Hier, j’ai vécu un dimanche à la campagne. Chez Paul et Fanny. Normalement, j’aurais dû écrire chez Fanny et Paul, afin de mettre Fanny en premier (je la connaissais avant son mari et la galanterie, ce n’est pas grossier, à ce que je sache) mais je trouve qu’à l’oreille, ça sonne mieux de mettre le « et » entre Paul et Fanny que dans l’autre sens. Enfin tout ça, je dis ça, je dis rien, c’est juste parce que j’aime que les choses soient claires, nettes et précises. Tout comme mettre les points sur la gueule des « i » et les horloges biologiques à l’heure d’hiver.

Fanny, je la connais vaguement depuis qu’elle est intervenue chez le patron, à Talence et à Biscarrosse pour lui permettre de vendre plus rapidement ses maisons qui étaient souvent dans leur jus. Elle fait donc du home staging, comme à la télé mais en vrai et sans caméra. Juste avec de la bonne humeur et de la sympathie. Ou juste avec de la sympathie et de la bonne humeur, ça sonne mieux, là encore. Et donc, j’ai eu l’occasion de la rencontrer et c’est le genre de personnes, plutôt rares, qui nous donnent l’impression qu’on les connaît depuis toujours.

Attention, ça ne veut pas dire que c’est une fille facile, non. C’est une nana facile au premier et aux abords suivants. Toujours contente, toujours positive, toujours enthousiaste. Avec elle, il n’y a jamais de problème mais que des solutions et bien souvent, celles qui justement, il fallait trouver. Elle fait son métier par amour et non pas par intérêt. C’est une passionnée et une femme de bon goût. Elle a un défaut, elle est plus grande que tout le monde et on est obligé de se souvenir qu’on est fragile des cervicales, quand on la regarde. D’en bas. Une femme que je ne pourrai jamais prendre de haut.

Son mari, Paul, je l’ai connu lors de notre soirée de crémaillère, le 2 septembre dernier.

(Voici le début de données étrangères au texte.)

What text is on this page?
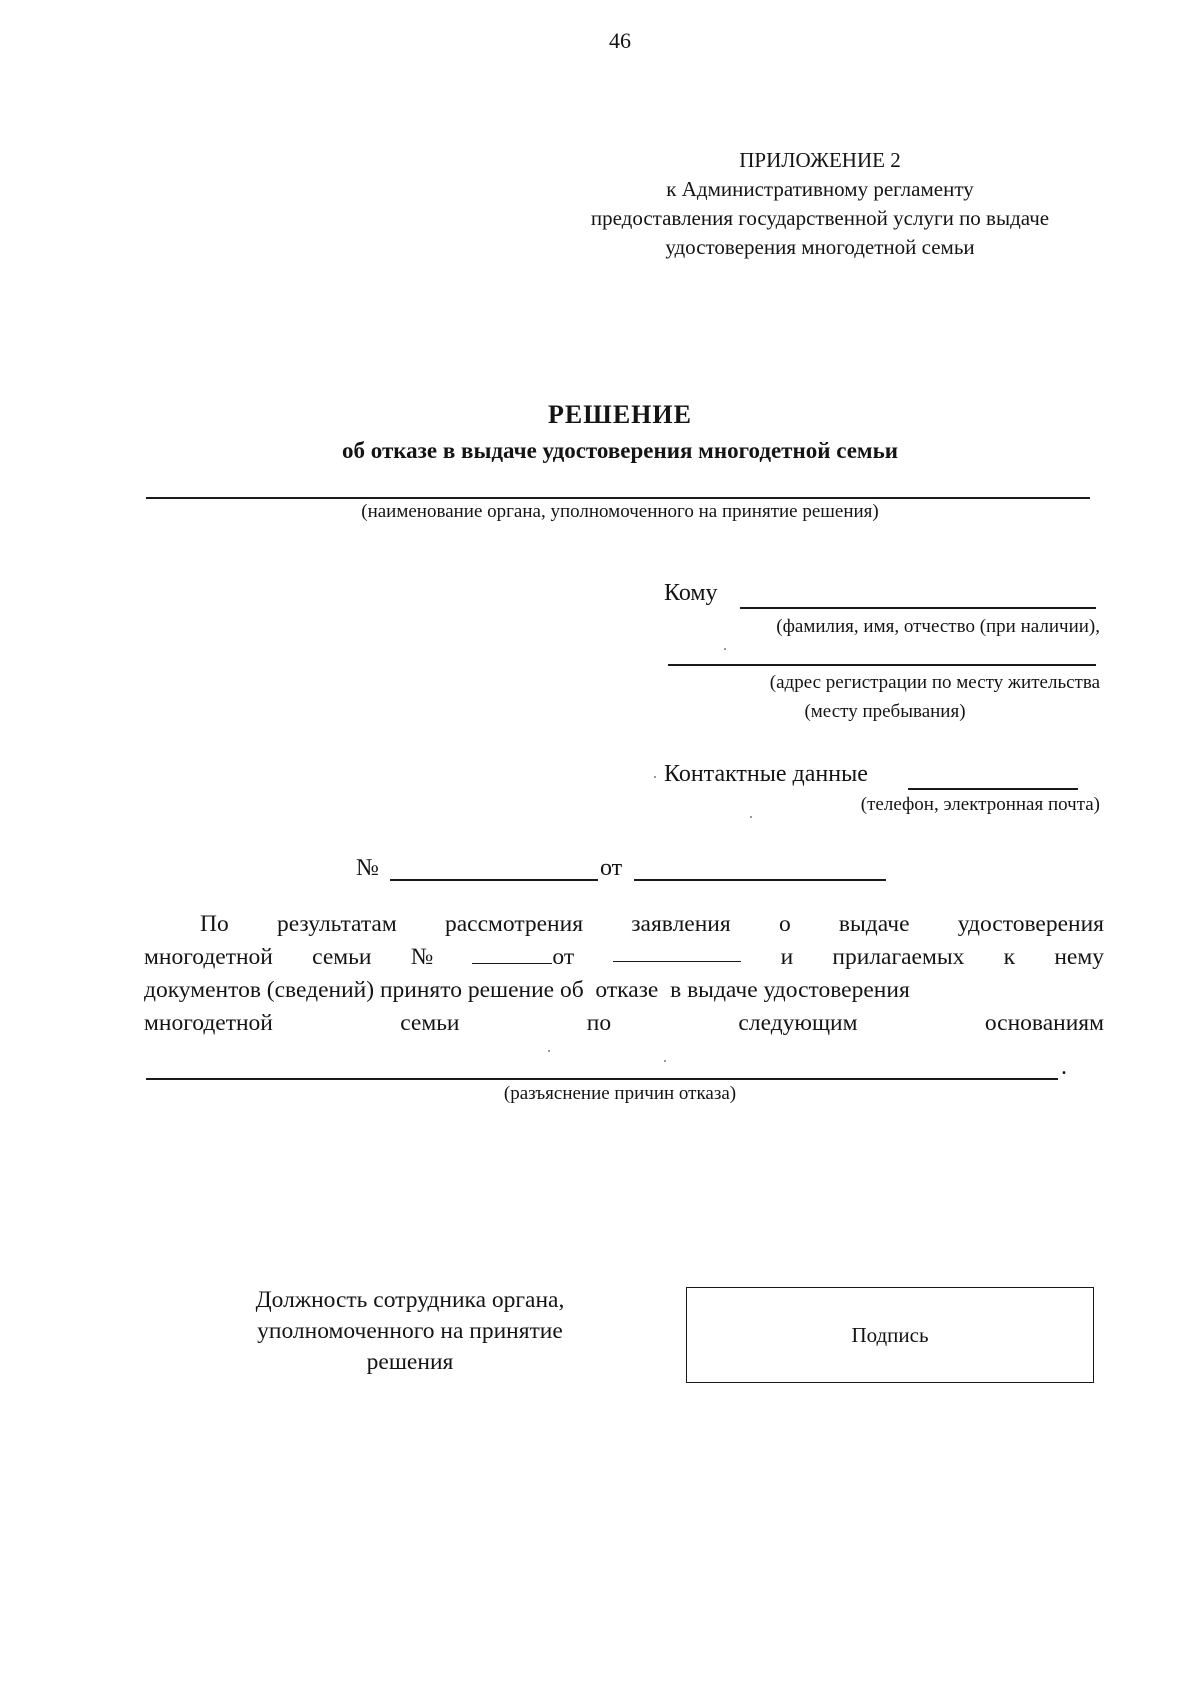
46
ПРИЛОЖЕНИЕ 2
к Административному регламенту
предоставления государственной услуги по выдаче
удостоверения многодетной семьи
РЕШЕНИЕ
об отказе в выдаче удостоверения многодетной семьи
(наименование органа, уполномоченного на принятие решения)
Кому
(фамилия, имя, отчество (при наличии),
(адрес регистрации по месту жительства
(месту пребывания)
Контактные данные
(телефон, электронная почта)
№	от
По результатам рассмотрения заявления о выдаче удостоверения
многодетной семьи №	от	и прилагаемых к нему
документов (сведений) принято решение об  отказе  в выдаче удостоверения
многодетной	семьи	по	следующим	основаниям
.
(разъяснение причин отказа)
Должность сотрудника органа,
уполномоченного на принятие
решения
Подпись
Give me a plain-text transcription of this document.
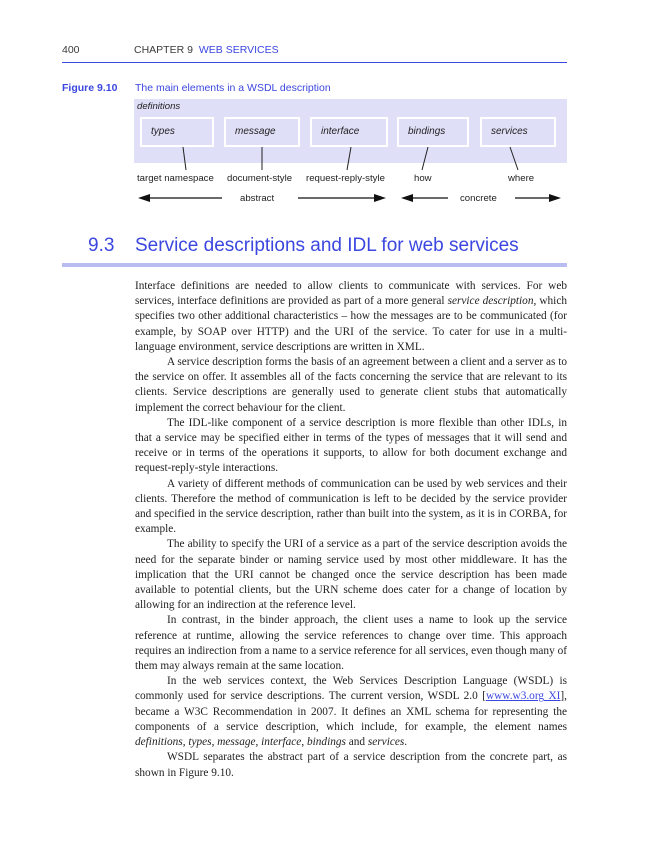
400	CHAPTER 9 WEB SERVICES
Figure 9.10 The main elements in a WSDL description
definitions
types	message	interface	bindings	services
target namespace document-style request-reply-style	how	where
abstract	concrete
9.3 Service descriptions and IDL for web services

Interface definitions are needed to allow clients to communicate with services. For web services, interface definitions are provided as part of a more general service description, which specifies two other additional characteristics – how the messages are to be communicated (for example, by SOAP over HTTP) and the URI of the service. To cater for use in a multi-language environment, service descriptions are written in XML.

A service description forms the basis of an agreement between a client and a server as to the service on offer. It assembles all of the facts concerning the service that are relevant to its clients. Service descriptions are generally used to generate client stubs that automatically implement the correct behaviour for the client.

The IDL-like component of a service description is more flexible than other IDLs, in that a service may be specified either in terms of the types of messages that it will send and receive or in terms of the operations it supports, to allow for both document exchange and request-reply-style interactions.

A variety of different methods of communication can be used by web services and their clients. Therefore the method of communication is left to be decided by the service provider and specified in the service description, rather than built into the system, as it is in CORBA, for example.

The ability to specify the URI of a service as a part of the service description avoids the need for the separate binder or naming service used by most other middleware. It has the implication that the URI cannot be changed once the service description has been made available to potential clients, but the URN scheme does cater for a change of location by allowing for an indirection at the reference level.

In contrast, in the binder approach, the client uses a name to look up the service reference at runtime, allowing the service references to change over time. This approach requires an indirection from a name to a service reference for all services, even though many of them may always remain at the same location.

In the web services context, the Web Services Description Language (WSDL) is commonly used for service descriptions. The current version, WSDL 2.0 [www.w3.org XI], became a W3C Recommendation in 2007. It defines an XML schema for representing the components of a service description, which include, for example, the element names definitions, types, message, interface, bindings and services.

WSDL separates the abstract part of a service description from the concrete part, as shown in Figure 9.10.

Après un moment d’adaptation (c’est toujours difficile pour moi d’entrer en contact avec quelqu’un que je ne connais pas surtout si c’est un conjoint ou un membre de la famille…), ensuite, avec lui aussi, tout a été facile. Je suis même allé jusqu’à le prendre par le cou, en arrivant derrière lui, à un moment de la soirée, pour lui faire un bisou dans le cou en lui disant : « Toi, je t’adore ! » Alors que je ne l’avais encore jamais vu, trois heures avant. Bon, je l’ai simplement pris pour ma cousine car j’avais trop bu…

Il l’a bien pris. J’aime les gens qui ont de l’humour. Du coup, ça nous a créé un lien qui restera. Évidemment, nous avons fait rire tout le monde, surtout moi. Mais ça aussi, c’est chouette, quand ça arrive, des petites gaffes, comme ça. Et hier, donc, nous sommes allés déjeuner chez eux, à la campagne. Avec sa mère à lui, France, une femme charmante. Nous avons passé un excellent moment tous les six, tous ensemble. Je leur ai fait un SMS pour les remercier et leur dire que je les adorais. Je suis comme ça, moi. Pas un garçon facile mais quand j’aime, j’aime et je le dis.